I hope you enjoy reading these as much as I did.
Getting your first period isn’t a race
One day, after school, my mum and I went to the shops. I needed the loo, so said I’d catch up with her in the shop. As I emerged from the bathroom my mum knew by the look on my face what had happened. I was 11, and none of my friends had “started” yet. It made sense though, as I was about 5’9″ or so with size 11 feet!
We went into the shop, bought some pads, and I went to fit one. It was easy, and the whole experience wasn’t as scary as I expected, more surprising than anything else! My friends were strangely jealous, but the other girls at school took the mick out of me when they found out I was sitting out of PE due to cramp. I’m guessing they were weirdly jealous too, knowing I was developing first.
The thing about starting is that it’s not a race – you might start at 10, you might be 16, it doesn’t matter. Your body will do it when it’s the right time for you and your body. Just remember to look after yourself, and know that hot water bottles are your friend!
I ‘knew’ all about periods
I was 12 I think….. I ‘knew’ all about periods from Judy Blume books, sex ed and an awkward chat with my Mum at bathtime once.
At school (a girl’s school) we talked about it and speculated as to who had or hadn’t started blah blah, this was facilitated by a well meaning form tutor who got us all in Year 7 to close our eyes and raise our hand if we had started our period, of course there was much peeking and gossip afterwards! Recently a group of us recalled this and we could still reel off the girls who ‘had’!
Anyway getting my first period wasn’t some kind of life affirming moment, or beautiful experience of coming into womanhood. I went to the bathroom one morning and looked in horror at my knickers then went into my parents room where my Mum was getting ready for work and with a cold stone expression said ‘I’ve started my periods and it’s your fault for having a girl’.
My Mum said the look of recrimination on my face was both terrifying and hilarious! I was allowed the day of school to cope with it with the caveat this wasn’t going to be the case every month. ….I still think it ought to be!
I wasn’t afraid, I knew what it was
I knew my period would come, having learned about it in sex education in year 3. My period came when I was in year 7. My mum had even bought me a pack of sanitary towels to carry around in my school bag in case it started in school. As it turned out, it did.

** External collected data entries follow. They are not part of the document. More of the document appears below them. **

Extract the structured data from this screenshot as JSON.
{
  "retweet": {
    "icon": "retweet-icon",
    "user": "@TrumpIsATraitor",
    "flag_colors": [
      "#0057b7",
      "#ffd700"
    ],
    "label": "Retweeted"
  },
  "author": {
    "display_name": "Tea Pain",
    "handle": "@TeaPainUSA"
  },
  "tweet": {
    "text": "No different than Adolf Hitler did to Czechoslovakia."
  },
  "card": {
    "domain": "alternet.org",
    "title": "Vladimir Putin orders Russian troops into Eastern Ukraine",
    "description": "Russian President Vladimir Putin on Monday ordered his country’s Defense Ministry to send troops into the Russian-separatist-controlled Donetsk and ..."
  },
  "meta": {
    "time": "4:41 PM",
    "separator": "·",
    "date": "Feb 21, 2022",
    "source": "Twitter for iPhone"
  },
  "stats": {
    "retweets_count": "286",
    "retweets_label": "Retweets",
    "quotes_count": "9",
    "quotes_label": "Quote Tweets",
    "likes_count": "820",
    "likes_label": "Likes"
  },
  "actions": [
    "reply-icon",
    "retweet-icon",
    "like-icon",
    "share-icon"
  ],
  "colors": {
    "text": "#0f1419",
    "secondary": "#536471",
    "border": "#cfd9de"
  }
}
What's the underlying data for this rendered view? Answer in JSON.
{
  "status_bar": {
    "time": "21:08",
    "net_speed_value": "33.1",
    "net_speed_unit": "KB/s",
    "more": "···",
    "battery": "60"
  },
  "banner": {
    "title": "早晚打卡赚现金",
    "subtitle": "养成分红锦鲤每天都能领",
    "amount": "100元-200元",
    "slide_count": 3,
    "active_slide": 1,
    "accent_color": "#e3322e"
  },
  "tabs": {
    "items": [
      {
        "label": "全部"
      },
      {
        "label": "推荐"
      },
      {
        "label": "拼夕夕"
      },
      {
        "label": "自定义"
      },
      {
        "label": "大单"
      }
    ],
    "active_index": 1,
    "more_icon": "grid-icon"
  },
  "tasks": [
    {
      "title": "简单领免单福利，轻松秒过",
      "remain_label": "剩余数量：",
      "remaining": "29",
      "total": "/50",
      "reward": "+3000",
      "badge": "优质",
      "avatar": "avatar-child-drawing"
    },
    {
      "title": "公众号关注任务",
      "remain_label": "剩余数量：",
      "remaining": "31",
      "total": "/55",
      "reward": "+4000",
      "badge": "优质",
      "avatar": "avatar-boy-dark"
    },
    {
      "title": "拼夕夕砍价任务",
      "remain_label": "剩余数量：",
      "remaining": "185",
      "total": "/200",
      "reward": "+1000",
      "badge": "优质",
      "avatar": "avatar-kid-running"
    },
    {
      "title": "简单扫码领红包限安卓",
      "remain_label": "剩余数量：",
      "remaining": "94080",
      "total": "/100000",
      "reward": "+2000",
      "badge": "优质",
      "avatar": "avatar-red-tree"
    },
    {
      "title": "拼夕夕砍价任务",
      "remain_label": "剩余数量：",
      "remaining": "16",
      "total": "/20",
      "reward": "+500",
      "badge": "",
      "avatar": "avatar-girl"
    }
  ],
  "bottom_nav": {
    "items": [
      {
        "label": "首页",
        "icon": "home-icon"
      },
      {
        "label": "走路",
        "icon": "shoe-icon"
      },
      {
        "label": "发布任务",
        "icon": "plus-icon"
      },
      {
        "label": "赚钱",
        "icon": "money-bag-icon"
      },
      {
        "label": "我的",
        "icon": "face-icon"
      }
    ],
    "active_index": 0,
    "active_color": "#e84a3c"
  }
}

I used the loo at school and was surprised by the sight of a bloody gusset, but I wasn’t afraid; I immediately knew what it was. The thin brown discharge on yesterday’s pants suddenly made sense (I’d assumed I hadn’t wiped properly after weeing). I left the cubicle to get a sanitary towel from my bag, but I had to keep going back into the cubicle to check it had really happened; I couldn’t quite believe it.
I had problems later because my flow stopped after 2 days, so I stopped wearing the towels. It re-started later that day and made a mess of my knickers. I quickly learned this odd pattern my cycle had: bleed for 2 days, 1 dry day, followed by another 2 days of bleeding. I now bleed for 4-5 days continuously, though often the flow will lessen for a bit in the middle.
It was a bit of a trial at first getting the sanitary towel in the right place. Often I’d put it too far back or too far forward and end up with messy pants. I think it took about 5 or 6 periods before I’d cracked it.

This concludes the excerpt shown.